As I put on my jacket, people were already turned back to their tables. I was worried walking outside, but no one was out there. And I wondered, walking back, why I didn’t do anything. It happened quickly, yes, almost quicker than my thoughts could keep up with, but when it had happening, I had started moving, started getting up to stop him, but then I had stopped myself. I was alone in a bar in Ukraine and I was going to get the fuck beat out of me. Not just by this guy, but the guy that came back in with him from outside, the guy that was evidently his friend. So I didn't move, but I wish I had.

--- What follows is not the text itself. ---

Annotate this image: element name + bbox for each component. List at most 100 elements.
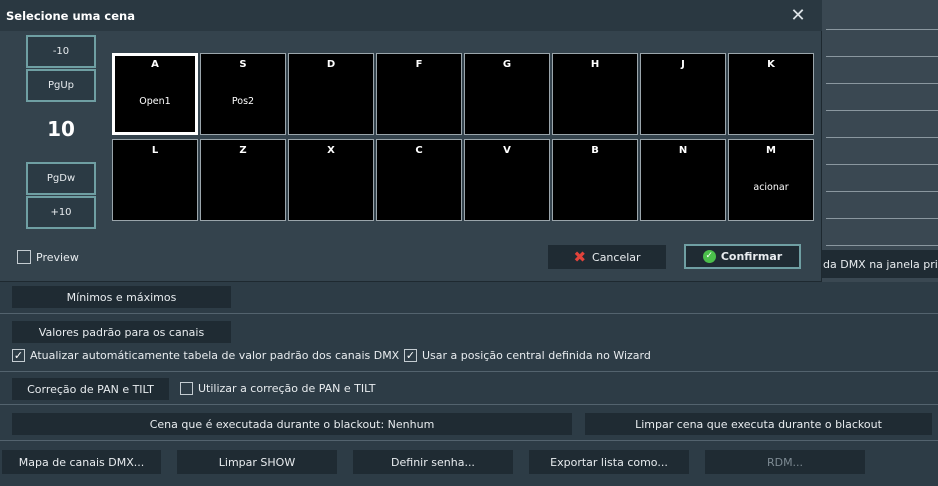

I’ve had those mental spun-out stories of winning bar brawls and coming to the rescue of some woman. But I didn’t come to anyone’s rescue. I just sat there and watched it happen. And I can rationalize it: I can also tell myself that if it had known her, had she been a friend or a girlfriend, I would have certainly done something, stepped in.

But I did know her. Her name is Yulia, and she’s 18 years old, and she studies hotel administration at an institute in Kiev, and she wants to learn English and one day live in America, and she got punched three times in the face in a club, and it might have been because of me, and I did nothing but watch. And maybe had I at least yelled “stop” he would have, or maybe we would have gotten in a fight and maybe I’d be bloodied or maybe I would have won or maybe I’d be on a plane right now to America for medical treatment and counseling because that’s what they do in Peace Corps after you get jumped. But I didn’t do anything. I didn’t even say something to her after she sat there in front of me in the aftermath. All I did was sit there in disbelief, my thoughts not even able to keep up with real-time events. And I’ll admit it, I was scared. Scared enough that I sacrificed her to stay safe.

And people will tell me there’s nothing I could have done, but there was plenty I could have done. And maybe I did exactly what I was supposed to do in that situation, but that doesn’t matter. Yulia’s a real person and she has this life that’s going to continue long after I’m gone and she may remember this American she met in this club once, and he did nothing but sit there as she was repeatedly punched in the face.

So I’m certainly not Yulia’s hero. I’m not a hero at all.